Zodiac Killer identified, linked to sixth murder, cold-case squad claims
A cold-case task force claims it has identified the notorious Zodiac Killer, who terrorized Northern California in the late 1960s and taunted authorities with cryptic notes.
Investigators with the Case Breakers told Fox News that the group — led by former FBI agents and retired law enforcement officials — has identified the infamous killer as Gary Francis Poste, who died in 2018.
They also tied the infamous serial killer to a sixth murder in Southern California.
The Zodiac Killer had already been linked to five murders in 1968 and 1969 in the San Francisco area by the FBI.
During his spree, the madman sent a series of letters to local newspapers, in which he coined his nickname and threatened more slayings if they weren’t printed. Some letters included ciphers — with some puzzles still unsolved decades later.
One cipher received by the San Francisco Chronicle in 1969 was finally cracked in December, revealing a message that said he wasn’t scared of being executed if ever caught.
But years of digging led to new forensic evidence in the case, including photos from Poste’s darkroom that show scars on his forehead match scars on the sketch of the Zodiac, the team told Fox News.
Deciphering letters sent by the Zodiac also revealed Poste as the killer who had claimed to have slaughtered as many as 37 people.
In one note, the letters of Poste’s full name were removed to reveal an alternate message, a Case Breakers investigator told Fox News.
“So you’ve got to know Gary’s full name in order to decipher these anagrams,” former Army counterintelligence agent Jen Bucholtz said. “I just don’t think there’s any other way anybody would have figured it out.”
The team also believes Poste killed Cheri Jo Bates on Halloween in 1966, some 400 miles away from San Francisco and two years before the first slaying was linked to the Zodiac Killer.
Bates, 18, was found dead with more than 40 stab wounds in an alleyway on the campus of Riverside City College after her father reported her missing, according to Fox News.
Authorities got a handwritten letter the following year that led them to later believe Bates’ slaying might be tied to the Zodiac Killer — until investigators got another anonymous letter in 2016 claiming the earlier note was a “sick joke,” Fox News reported.
“The author admitted that he was not the Zodiac Killer or the killer of Cheri Jo Bates and that he was just looking for attention,” Riverside police said.

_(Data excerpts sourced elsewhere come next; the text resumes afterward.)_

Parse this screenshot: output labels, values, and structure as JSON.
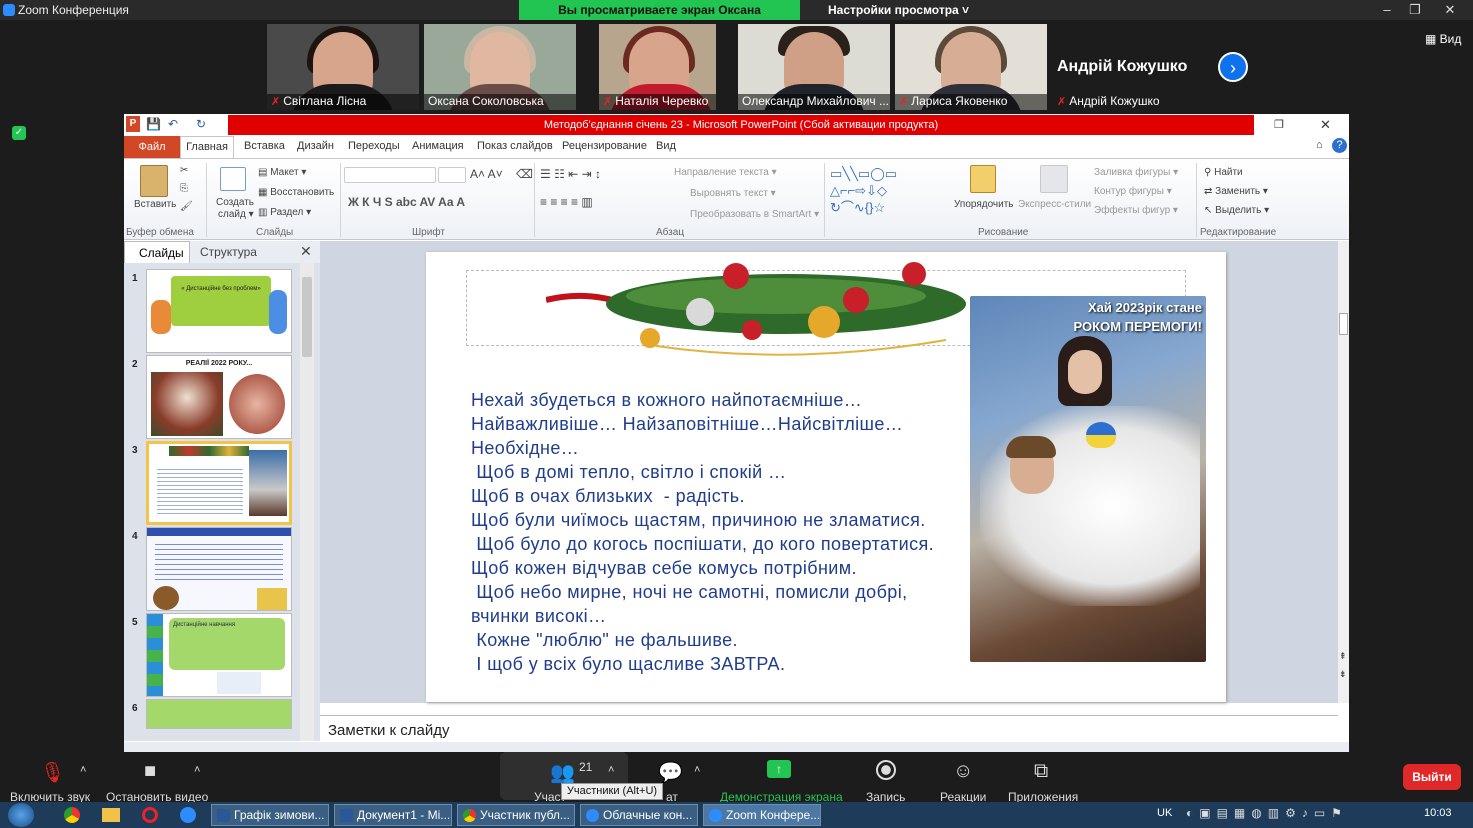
{
  "zoom": {
    "window_title": "Zoom Конференция",
    "share_banner": "Вы просматриваете экран Оксана Соколовська",
    "view_options": "Настройки просмотра ˅",
    "view_button": "Вид",
    "active_speaker": "Андрій Кожушко",
    "participants": [
      {
        "name": "Світлана Лісна",
        "muted": true,
        "bg": "#7b6a55"
      },
      {
        "name": "Оксана Соколовська",
        "muted": false,
        "bg": "#a7b2a5"
      },
      {
        "name": "Наталія Черевко",
        "muted": true,
        "bg": "#b9a994"
      },
      {
        "name": "Олександр Михайлович ...",
        "muted": false,
        "bg": "#d9d8d2"
      },
      {
        "name": "Лариса Яковенко",
        "muted": true,
        "bg": "#e4e0d8"
      },
      {
        "name": "Андрій Кожушко",
        "muted": true,
        "bg": "#1c1c1c"
      }
    ],
    "controls": {
      "audio": "Включить звук",
      "video": "Остановить видео",
      "participants": "Участ",
      "participants_count": "21",
      "chat": "ат",
      "share": "Демонстрация экрана",
      "record": "Запись",
      "reactions": "Реакции",
      "apps": "Приложения",
      "leave": "Выйти",
      "tooltip": "Участники (Alt+U)"
    },
    "colors": {
      "share_green": "#23c552",
      "leave_red": "#e02828",
      "accent_blue": "#0e72ed"
    }
  },
  "ppt": {
    "title": "Методоб'єднання січень 23 - Microsoft PowerPoint (Сбой активации продукта)",
    "tabs": {
      "file": "Файл",
      "home": "Главная",
      "insert": "Вставка",
      "design": "Дизайн",
      "transitions": "Переходы",
      "animation": "Анимация",
      "slideshow": "Показ слайдов",
      "review": "Рецензирование",
      "view": "Вид"
    },
    "ribbon": {
      "paste": "Вставить",
      "clipboard": "Буфер обмена",
      "layout": "Макет ▾",
      "reset": "Восстановить",
      "section": "Раздел ▾",
      "new_slide": "Создать",
      "new_slide2": "слайд ▾",
      "slides_group": "Слайды",
      "font_group": "Шрифт",
      "paragraph_group": "Абзац",
      "text_direction": "Направление текста ▾",
      "align_text": "Выровнять текст ▾",
      "smartart": "Преобразовать в SmartArt ▾",
      "arrange": "Упорядочить",
      "quick_styles": "Экспресс-стили",
      "shape_fill": "Заливка фигуры ▾",
      "shape_outline": "Контур фигуры ▾",
      "shape_effects": "Эффекты фигур ▾",
      "drawing_group": "Рисование",
      "find": "Найти",
      "replace": "Заменить ▾",
      "select": "Выделить ▾",
      "editing_group": "Редактирование"
    },
    "pane": {
      "slides_tab": "Слайды",
      "outline_tab": "Структура"
    },
    "thumbnails": [
      {
        "num": "1",
        "caption": "« Дистанційне без проблем»"
      },
      {
        "num": "2",
        "caption": "РЕАЛІЇ 2022 РОКУ..."
      },
      {
        "num": "3",
        "caption": ""
      },
      {
        "num": "4",
        "caption": ""
      },
      {
        "num": "5",
        "caption": "Дистанційне навчання"
      },
      {
        "num": "6",
        "caption": ""
      }
    ],
    "slide": {
      "text": "Нехай збудеться в кожного найпотаємніше…\nНайважливіше… Найзаповітніше…Найсвітліше…\nНеобхідне…\n Щоб в домі тепло, світло і спокій …\nЩоб в очах близьких  - радість.\nЩоб були чиїмось щастям, причиною не зламатися.\n Щоб було до когось поспішати, до кого повертатися.\nЩоб кожен відчував себе комусь потрібним.\n Щоб небо мирне, ночі не самотні, помисли добрі,\nвчинки високі…\n Кожне \"люблю\" не фальшиве.\n І щоб у всіх було щасливе ЗАВТРА.",
      "photo_caption_1": "Хай 2023рік стане",
      "photo_caption_2": "РОКОМ ПЕРЕМОГИ!"
    },
    "notes_placeholder": "Заметки к слайду"
  },
  "taskbar": {
    "items": [
      "Графік зимови...",
      "Документ1 - Mi...",
      "Участник публ...",
      "Облачные кон...",
      "Zoom Конфере..."
    ],
    "lang": "UK",
    "time": "10:03"
  }
}
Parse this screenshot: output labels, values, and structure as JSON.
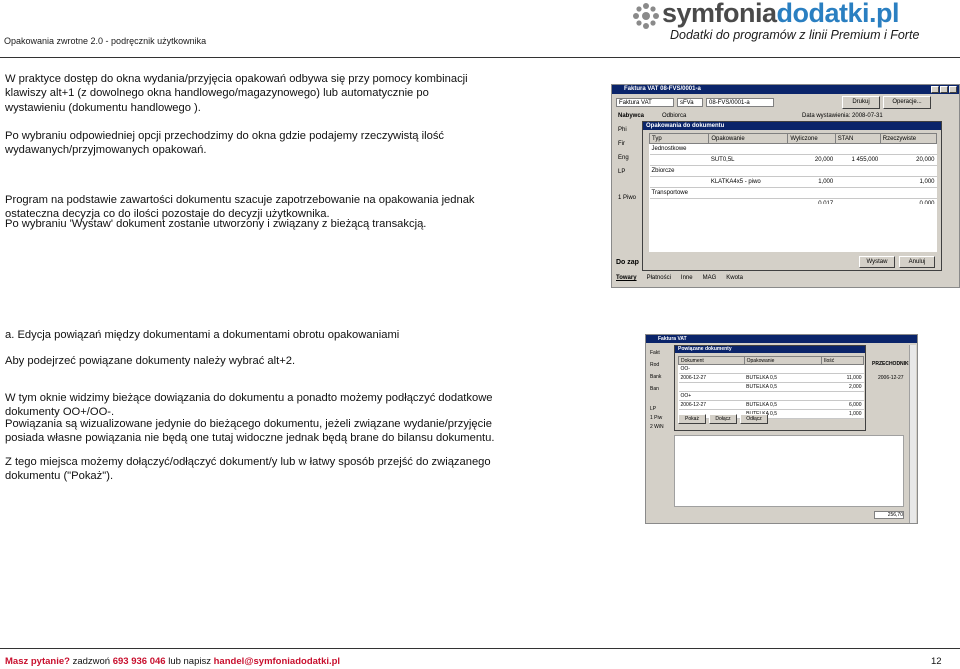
{
  "header": {
    "title": "Opakowania zwrotne 2.0  - podręcznik użytkownika",
    "logo_word_a": "symfonia",
    "logo_word_b": "dodatki.pl",
    "logo_sub": "Dodatki do programów z linii Premium i Forte"
  },
  "body": {
    "p1": "W praktyce dostęp do okna wydania/przyjęcia opakowań odbywa się przy pomocy kombinacji klawiszy alt+1 (z dowolnego okna handlowego/magazynowego) lub automatycznie po wystawieniu (dokumentu handlowego ).",
    "p2": "Po wybraniu odpowiedniej opcji przechodzimy do okna gdzie podajemy rzeczywistą ilość wydawanych/przyjmowanych opakowań.",
    "p3": "Program na podstawie zawartości dokumentu szacuje zapotrzebowanie na opakowania jednak ostateczna decyzja co do ilości pozostaje do decyzji użytkownika.",
    "p4": "Po wybraniu 'Wystaw' dokument zostanie utworzony i związany z bieżącą transakcją.",
    "p5": "a. Edycja powiązań między dokumentami a dokumentami obrotu opakowaniami",
    "p6": "Aby podejrzeć powiązane dokumenty należy wybrać alt+2.",
    "p7": "W tym oknie widzimy bieżące dowiązania do dokumentu a ponadto możemy podłączyć dodatkowe dokumenty OO+/OO-.",
    "p8": "Powiązania są wizualizowane jedynie do bieżącego dokumentu, jeżeli związane wydanie/przyjęcie posiada własne powiązania nie będą one tutaj widoczne jednak będą brane do bilansu dokumentu.",
    "p9": "Z tego miejsca możemy dołączyć/odłączyć dokument/y lub w łatwy sposób przejść do związanego dokumentu (\"Pokaż\")."
  },
  "shot1": {
    "window_title": "Faktura VAT 08-FVS/0001-a",
    "field_type": "Faktura VAT",
    "field_code": "sFVa",
    "field_number": "08-FVS/0001-a",
    "btn_print": "Drukuj",
    "btn_ops": "Operacje...",
    "lbl_buyer": "Nabywca",
    "lbl_recipient": "Odbiorca",
    "lbl_date": "Data wystawienia: 2008-07-31",
    "dialog_title": "Opakowania do dokumentu",
    "columns": [
      "Typ",
      "Opakowanie",
      "Wyliczone",
      "STAN",
      "Rzeczywiste"
    ],
    "rows": [
      [
        "Jednostkowe",
        "",
        "",
        "",
        ""
      ],
      [
        "",
        "SUT0,5L",
        "20,000",
        "1 455,000",
        "20,000"
      ],
      [
        "Zbiorcze",
        "",
        "",
        "",
        ""
      ],
      [
        "",
        "KLATKA4x5 - piwo",
        "1,000",
        "",
        "1,000"
      ],
      [
        "Transportowe",
        "",
        "",
        "",
        ""
      ],
      [
        "",
        "",
        "0,017",
        "",
        "0,000"
      ]
    ],
    "side_labels": [
      "Phi",
      "Fir",
      "Eng",
      "LP",
      "1 Piwo"
    ],
    "btn_issue": "Wystaw",
    "btn_cancel": "Anuluj",
    "bottom_label": "Do zap",
    "tabs": [
      "Towary",
      "Płatności",
      "Inne",
      "MAG",
      "Kwota"
    ]
  },
  "shot2": {
    "window_title": "Faktura VAT",
    "dialog_title": "Powiązane dokumenty",
    "columns": [
      "Dokument",
      "Opakowanie",
      "Ilość"
    ],
    "rows": [
      [
        "OO-",
        "",
        ""
      ],
      [
        "2006-12-27",
        "BUTELKA 0,5",
        "11,000"
      ],
      [
        "",
        "BUTELKA 0,5",
        "2,000"
      ],
      [
        "OO+",
        "",
        ""
      ],
      [
        "2006-12-27",
        "BUTELKA 0,5",
        "6,000"
      ],
      [
        "",
        "BUTELKA 0,5",
        "1,000"
      ]
    ],
    "side_labels": [
      "Fakt",
      "Rod",
      "Bank",
      "Ban",
      "LP",
      "1 Piw",
      "2 WiN"
    ],
    "btn_show": "Pokaż",
    "btn_attach": "Dołącz",
    "btn_detach": "Odłącz",
    "lbl_right1": "PRZECHODNIKU",
    "lbl_date": "2006-12-27",
    "lbl_total": "256,70"
  },
  "footer": {
    "question": "Masz pytanie?",
    "call": " zadzwoń ",
    "phone": "693 936 046",
    "or_write": " lub napisz ",
    "email": "handel@symfoniadodatki.pl",
    "page": "12"
  },
  "colors": {
    "brand_blue": "#2a7fc1",
    "footer_red": "#c8102e",
    "titlebar": "#0a246a"
  }
}
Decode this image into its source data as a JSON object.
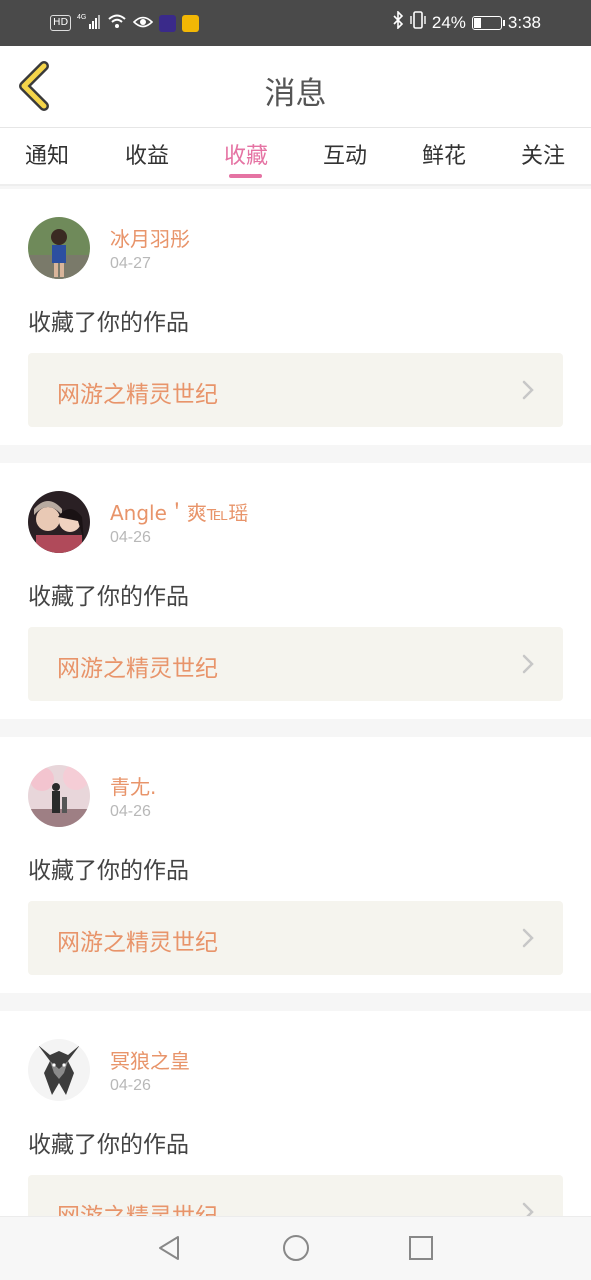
{
  "status_bar": {
    "hd": "HD",
    "network": "4G",
    "battery": "24%",
    "battery_fraction": 0.24,
    "time": "3:38",
    "icons": [
      "signal-icon",
      "wifi-icon",
      "eye-icon",
      "app-icon",
      "weibo-icon",
      "bluetooth-icon",
      "vibrate-icon",
      "battery-icon"
    ]
  },
  "header": {
    "title": "消息",
    "back_icon": "back-chevron-icon"
  },
  "tabs": [
    {
      "label": "通知"
    },
    {
      "label": "收益"
    },
    {
      "label": "收藏",
      "active": true
    },
    {
      "label": "互动"
    },
    {
      "label": "鲜花"
    },
    {
      "label": "关注"
    }
  ],
  "accent_color": "#e573a3",
  "name_color": "#e8946a",
  "items": [
    {
      "user": "冰月羽彤",
      "date": "04-27",
      "action": "收藏了你的作品",
      "work": "网游之精灵世纪"
    },
    {
      "user": "Angle＇爽℡瑶",
      "date": "04-26",
      "action": "收藏了你的作品",
      "work": "网游之精灵世纪"
    },
    {
      "user": "青尢.",
      "date": "04-26",
      "action": "收藏了你的作品",
      "work": "网游之精灵世纪"
    },
    {
      "user": "冥狼之皇",
      "date": "04-26",
      "action": "收藏了你的作品",
      "work": "网游之精灵世纪"
    }
  ],
  "nav_bar": {
    "icons": [
      "back-triangle-icon",
      "home-circle-icon",
      "recents-square-icon"
    ]
  }
}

The Zodiac Killer was ultimately never linked to Bates’ murder — and the case still remains open, Riverside police told Fox News.
However, the Case Breakers believe Poste is a “very strong suspect” in Bates’ murder and are urging investigators to compare her DNA to his.
A wristwatch with paint splatter thought to have been worn by the killer was recovered at the scene of Bates’ murder — and Poste had painted homes for more than four decades, according to the cold-case squad.
In addition, a heel print from a military-style boot at the murder scene matched his and others found at the Zodiac crime scenes, Fox News reported.
FBI investigators had even identified Bates as the Zodiac Killer’s “sixth victim” in a 1975 memo obtained by the team.
But the first known slayings linked to the Zodiac Killer occurred in December 1968 when a couple were shot dead in a car in Benicia, California.
Another couple was shot in Vallejo in July 1969, with the man surviving. Later that year, a couple was stabbed near a lake and the man survived, while a cab driver was gunned down in San Francisco.
An FBI spokesperson told The Post Wednesday the bureau would look into the Case Breakers’ claims regarding Poste.
Meanwhile, San Francisco police told Fox News they could not comment on potential suspects in the Zodiac investigation because it is ongoing.
A $50,000 reward was offered earlier this year by the Riverside Police Department for a conviction in the unsolved Bates slaying.